Google has announced a significant breakthrough in quantum computing, having developed an algorithm capable of performing tasks that traditional computers cannot achieve.

This algorithm, which serves as a set of instructions for guiding the operations of a quantum computer, has the ability to determine molecular structures, laying groundwork for potential breakthroughs in areas like medicine and materials science.

However, Google recognizes that the practical application of quantum computers is still several years away.

“This marks the first occasion in history when a quantum computer has successfully performed a verifiable algorithm that surpasses the power of a supercomputer,” Google stated in a blog post. “This repeatable, beyond-classical computation establishes the foundation for scalable verification and moves quantum computers closer to practical utilization.”

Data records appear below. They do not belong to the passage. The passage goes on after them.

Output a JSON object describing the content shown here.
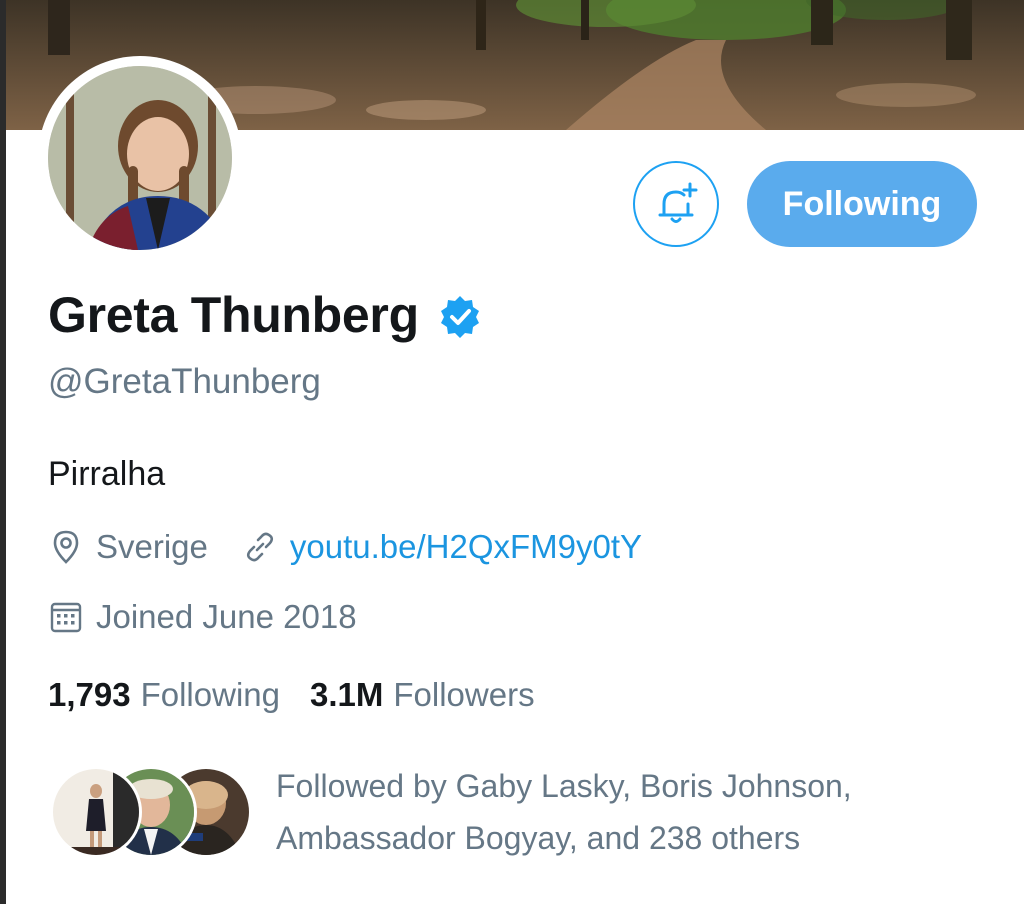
{
  "profile": {
    "name": "Greta Thunberg",
    "handle": "@GretaThunberg",
    "bio": "Pirralha",
    "location": "Sverige",
    "url": "youtu.be/H2QxFM9y0tY",
    "joined": "Joined June 2018",
    "verified": true
  },
  "actions": {
    "follow_label": "Following",
    "notify_icon": "bell-plus-icon"
  },
  "stats": {
    "following_count": "1,793",
    "following_label": "Following",
    "followers_count": "3.1M",
    "followers_label": "Followers"
  },
  "followed_by": {
    "text_line1": "Followed by Gaby Lasky, Boris Johnson,",
    "text_line2": "Ambassador Bogyay, and 238 others"
  },
  "colors": {
    "accent": "#1da1f2",
    "button_fill": "#5aabed",
    "link": "#1b95e0",
    "muted": "#657786",
    "text": "#14171a"
  }
}
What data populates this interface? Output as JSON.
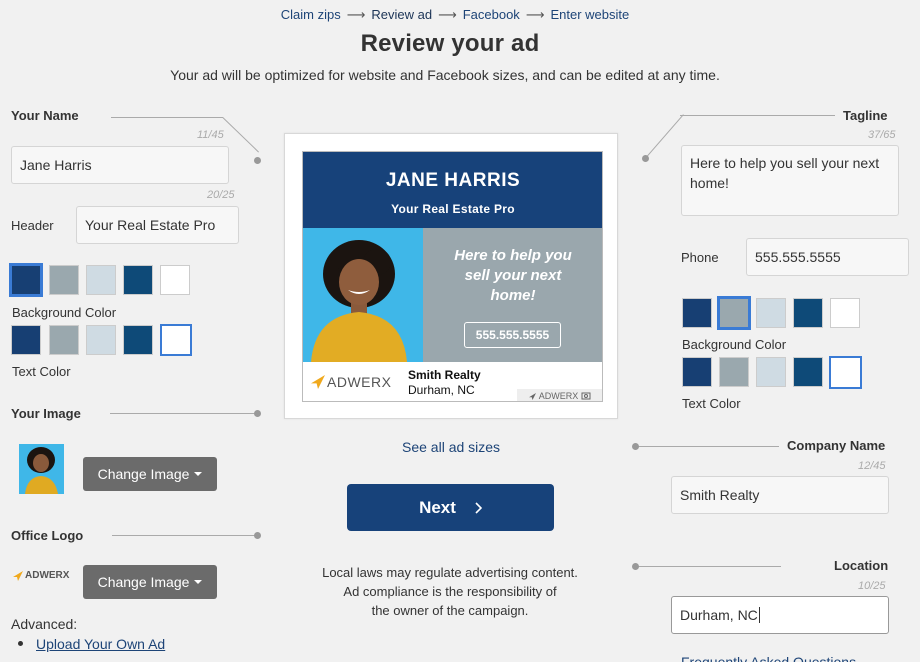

Michel Devore, Google’s chief scientist for quantum AI, who recently received the Nobel Prize in Physics, remarked that this announcement represents yet another milestone in quantum developments. “This is a further advancement towards full-scale quantum computing,” he noted.

The algorithmic advancement, allowing quantum computers to function 13,000 times faster than classical counterparts, is documented in a peer-reviewed article published in the journal Nature.

One expert cautioned that while Google’s accomplishments are impressive, they revolve around a specific scientific challenge and may not translate to significant real-world benefits. Results for two molecules were validated using nuclear magnetic resonance (NMR), akin to MRI technology, yielding insights not typically provided by NMR.

Winfried Hensinger, a professor of quantum technology at the University of Sussex, mentioned that Google has achieved “quantum superiority”, indicating that researchers have utilized quantum computers for tasks unattainable by classical systems.

Nevertheless, fully fault-tolerant quantum computers—which could undertake some of the most exciting tasks in science—are still far from realization, as they would necessitate machines capable of hosting hundreds of thousands of qubits (the basic unit of information in quantum computing).

“It’s crucial to recognize that the task achieved by Google isn’t as groundbreaking as some world-changing applications anticipated from quantum computing,” Hensinger added. “However, it represents another compelling piece of evidence that quantum computers are steadily gaining power.”

A truly capable quantum computer able to address a variety of challenges would require millions of qubits, but current quantum hardware struggles to manage the inherent instability of qubits.

“Many of the most intriguing quantum computers being discussed necessitate millions or even billions of qubits,” Hensinger explained. “Achieving this is even more challenging with the type of hardware utilized by the authors of the Google paper, which demands cooling to extremely low temperatures.”

Hartmut Neven, Google’s vice president of engineering, stated that quantum computers may be five years away from practical application, despite advances in an algorithm referred to as Quantum Echo.

“We remain hopeful that within five years, Quantum Echo will enable real-world applications that are solely feasible with quantum computers,” he said.

As a leading AI company, Google also asserts that quantum computers can generate unique data capable of enhancing AI models, thereby increasing their effectiveness.

Traditional computers represent information in bits (denoted by 0 or 1) and send them as electrical signals. Text messages, emails, and even Netflix movies streamed on smartphones consist of these bits.

Contrarily, information in a quantum computer is represented by qubits. Found within compact chips, these qubits are particles like electrons or photons that can exist in multiple states simultaneously—a concept known as superposition in quantum physics.

This characteristic enables qubits to concurrently encode various combinations of 1s and 0s, allowing computation of vast numbers of different outcomes, an impossibility for classical computers. Nonetheless, maintaining this state requires a strictly controlled environment, free from electromagnetic interference, as disturbances can easily disrupt qubits.

Progress by companies like Google has led to calls for governments and industries to implement quantum-proof cryptography, as cybersecurity experts caution that these advancements have the potential to undermine sophisticated encryption.